Los Angeles 2024 has announced the appointments of basketball legend Earvin "Magic" Johnson and trade union leader María Elena Durazo as vice-chairs of the city's Olympic bid committee.
Johnson is one of the most well known figures in basketball having won the NBA title five times with the Los Angeles Lakers and the Olympic gold medal with the United States' so called "Dream Team" in Barcelona in 1992.
The hall-of-famer became an entrepreneur, philanthropist and motivational speaker after his retirement from the sport, and the 56-year-old is currently chairman and chief executive of Magic Johnson Enterprises, which provides services and products to ethnically diverse communities.
According to the company's website, he has become the most powerful African American man in business, while he has also dedicated his life to batting HIV after testing positive for the virus in 1991.
"The only thing greater than bringing a sports championship to Los Angeles would be bringing the Olympics back to the best sports town in America," he said.

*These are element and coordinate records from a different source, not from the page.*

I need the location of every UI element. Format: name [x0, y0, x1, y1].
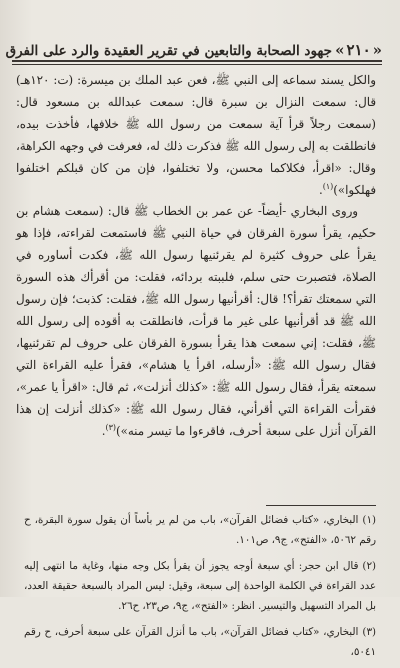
footnotes: [24, 510, 376, 668]
footnote-text: البخاري، «كتاب فضائل القرآن»، باب ما أنزل القرآن على سبعة أحرف، ح رقم ٥٠٤١،: [24, 626, 376, 658]
footnote-number: (٢): [362, 560, 376, 572]
running-header: [5, 40, 382, 62]
footnote-1: [24, 510, 376, 550]
footnote-2: [24, 556, 376, 616]
page-number: « ٢١٠ »: [335, 41, 382, 59]
paragraph-1: والكل يسند سماعه إلى النبي ﷺ، فعن عبد الملك بن ميسرة: (ت: ١٢٠هـ) قال: سمعت النزال بن سبرة قال: سمعت عبدالله بن مسعود قال: (سمعت رجلاً قرأ آية سمعت من رسول الله ﷺ خلافها، فأخذت بيده، فانطلقت به إلى رسول الله ﷺ فذكرت ذلك له، فعرفت في وجهه الكراهة، وقال: «اقرأ، فكلاكما محسن، ولا تختلفوا، فإن من كان قبلكم اختلفوا فهلكوا»)$^{(١)}$.: [16, 73, 376, 197]
running-title: جهود الصحابة والتابعين في تقرير العقيدة والرد على الفرق: [5, 43, 332, 59]
paragraph-1-text: والكل يسند سماعه إلى النبي ﷺ، فعن عبد الملك بن ميسرة: (ت: ١٢٠هـ) قال: سمعت النزال بن سبرة قال: سمعت عبدالله بن مسعود قال: (سمعت رجلاً قرأ آية سمعت من رسول الله ﷺ خلافها، فأخذت بيده، فانطلقت به إلى رسول الله ﷺ فذكرت ذلك له، فعرفت في وجهه الكراهة، وقال: «اقرأ، فكلاكما محسن، ولا تختلفوا، فإن من كان قبلكم اختلفوا فهلكوا»): [16, 73, 376, 197]
header-rule-thin: [12, 64, 382, 65]
main-text: [16, 70, 376, 442]
paragraph-2-text: وروى البخاري -أيضاً- عن عمر بن الخطاب ﷺ قال: (سمعت هشام بن حكيم، يقرأ سورة الفرقان في حياة النبي ﷺ فاستمعت لقراءته، فإذا هو يقرأ على حروف كثيرة لم يقرئنيها رسول الله ﷺ، فكدت أساوره في الصلاة، فتصبرت حتى سلم، فلببته بردائه، فقلت: من أقرأك هذه السورة التي سمعتك تقرأ؟! قال: أقرأنيها رسول الله ﷺ، فقلت: كذبت؛ فإن رسول الله ﷺ قد أقرأنيها على غير ما قرأت، فانطلقت به أقوده إلى رسول الله ﷺ، فقلت: إني سمعت هذا يقرأ بسورة الفرقان على حروف لم تقرئنيها، فقال رسول الله ﷺ: «أرسله، اقرأ يا هشام»، فقرأ عليه القراءة التي سمعته يقرأ، فقال رسول الله ﷺ: «كذلك أنزلت»، ثم قال: «اقرأ يا عمر»، فقرأت القراءة التي أقرأني، فقال رسول الله ﷺ: «كذلك أنزلت إن هذا القرآن أنزل على سبعة أحرف، فاقرءوا ما تيسر منه»): [16, 204, 376, 438]
header-rule: [12, 60, 382, 62]
footnote-separator: [266, 505, 376, 506]
footnote-number: (٣): [362, 626, 376, 638]
footnote-ref-1: (١): [322, 181, 334, 191]
footnote-3: [24, 622, 376, 662]
footnote-text: قال ابن حجر: أي سبعة أوجه يجوز أن يقرأ بكل وجه منها، وغاية ما انتهى إليه عدد القراءة في الكلمة الواحدة إلى سبعة، وقيل: ليس المراد بالسبعة حقيقة العدد، بل المراد التسهيل والتيسير. انظر: «الفتح»، ج٩، ص٢٣، ح٢٦.: [24, 560, 376, 612]
paragraph-2: وروى البخاري -أيضاً- عن عمر بن الخطاب ﷺ قال: (سمعت هشام بن حكيم، يقرأ سورة الفرقان في حياة النبي ﷺ فاستمعت لقراءته، فإذا هو يقرأ على حروف كثيرة لم يقرئنيها رسول الله ﷺ، فكدت أساوره في الصلاة، فتصبرت حتى سلم، فلببته بردائه، فقلت: من أقرأك هذه السورة التي سمعتك تقرأ؟! قال: أقرأنيها رسول الله ﷺ، فقلت: كذبت؛ فإن رسول الله ﷺ قد أقرأنيها على غير ما قرأت، فانطلقت به أقوده إلى رسول الله ﷺ، فقلت: إني سمعت هذا يقرأ بسورة الفرقان على حروف لم تقرئنيها، فقال رسول الله ﷺ: «أرسله، اقرأ يا هشام»، فقرأ عليه القراءة التي سمعته يقرأ، فقال رسول الله ﷺ: «كذلك أنزلت»، ثم قال: «اقرأ يا عمر»، فقرأت القراءة التي أقرأني، فقال رسول الله ﷺ: «كذلك أنزلت إن هذا القرآن أنزل على سبعة أحرف، فاقرءوا ما تيسر منه»)$^{(٣)}$.: [16, 204, 376, 438]
footnote-ref-3: (٣): [105, 422, 116, 432]
footnote-number: (١): [362, 514, 376, 526]
footnote-text: البخاري، «كتاب فضائل القرآن»، باب من لم ير بأساً أن يقول سورة البقرة، ح رقم ٥٠٦٢، «الفتح»، ج٩، ص١٠١.: [24, 514, 376, 546]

"I was here for the 1984 Games, and I saw a city that was united and honoured to welcome the world.
"As a former Olympian, I’m proud to join the LA 2024 team and give them an assist in returning the 2024 Olympic and Paralympic Games to the United States.”
Durazo has been described as "one of the most savvy and successful labour and immigrant rights leaders in America".
She is currently the Vice-President for Immigration, Civil Rights and Diversity for UNITE-HERE union, which represents workers in textile industries, and she previously led the second largest central labour body in the country, the Los Angeles County Federation of Labour.
“I am excited to join LA 2024 and work towards an Olympics that would be a celebration of our city’s diversity, as well as a boost for our working families and our economy," said the 62-year-old.
"The support of our immigrant communities and our working families is vital to our bid’s success and I will work to make sure all hard-working Angelenos can participate in the Games if we’re fortunate to bring them to Los Angeles.”
LA 2024 chairman Casey Wasserman welcomed the appointments of both Johnson and Durazo.
"We couldn’t be prouder to welcome Earvin 'Magic' Johnson and María Elena Durazo to our LA 2024 team," he said.
"Together they bring a great diversity of talent and expertise, with each one addressing key aspects of the bid.
“Johnson is not only one of the greatest athletes of all time, he’s also one of our city’s most successful business leaders.
"A 1992 Olympic gold medallist, he’s a true champion on and off the court, and his work in our community has set a new standard for Olympic legacy and post athletic career-path for sports superstars.
"That is precisely what the Olympic family is looking for right now under the visionary Olympic Agenda 2020.
“But our bid would not be possible if we did not have the support of the hard-working people of Los Angeles, California and the United States.
"That is why it is so important to welcome María Elena Durazo as vice chair.
"Her years of experience leading the Los Angeles County Federation of Labour and now in her current role as Vice President at UNITE HERE will help LA 2024 build on the city’s strong public support for the Games by engaging our working families and immigrant communities.
"With Durazo’s support and guidance, we’ll ensure that the benefits of the Games will be realised all across our city, and that no community will be left behind.”
United States Olympic Committee chief executive Scott Blackmun added that he was "excited" by the double appointment.
"Mayor [Eric] Garcetti and Casey Wasserman have done a very good job of tapping into both LA's Olympic heritage and its thriving modern sports scene, and we look forward to working with all of the leaders of LA 2024 to return the Olympic and Paralympic Games to the United States," he said.
Los Angeles are up against Budapest, Hamburg, Rome and Paris in the race to host the 2024 Games.
The International Olympic Committee is due to choose a host city at its Session in Lima in 2017.
Johnson and Durazo join four-time Olympic swimming champion Janet Evans as vice-chairs.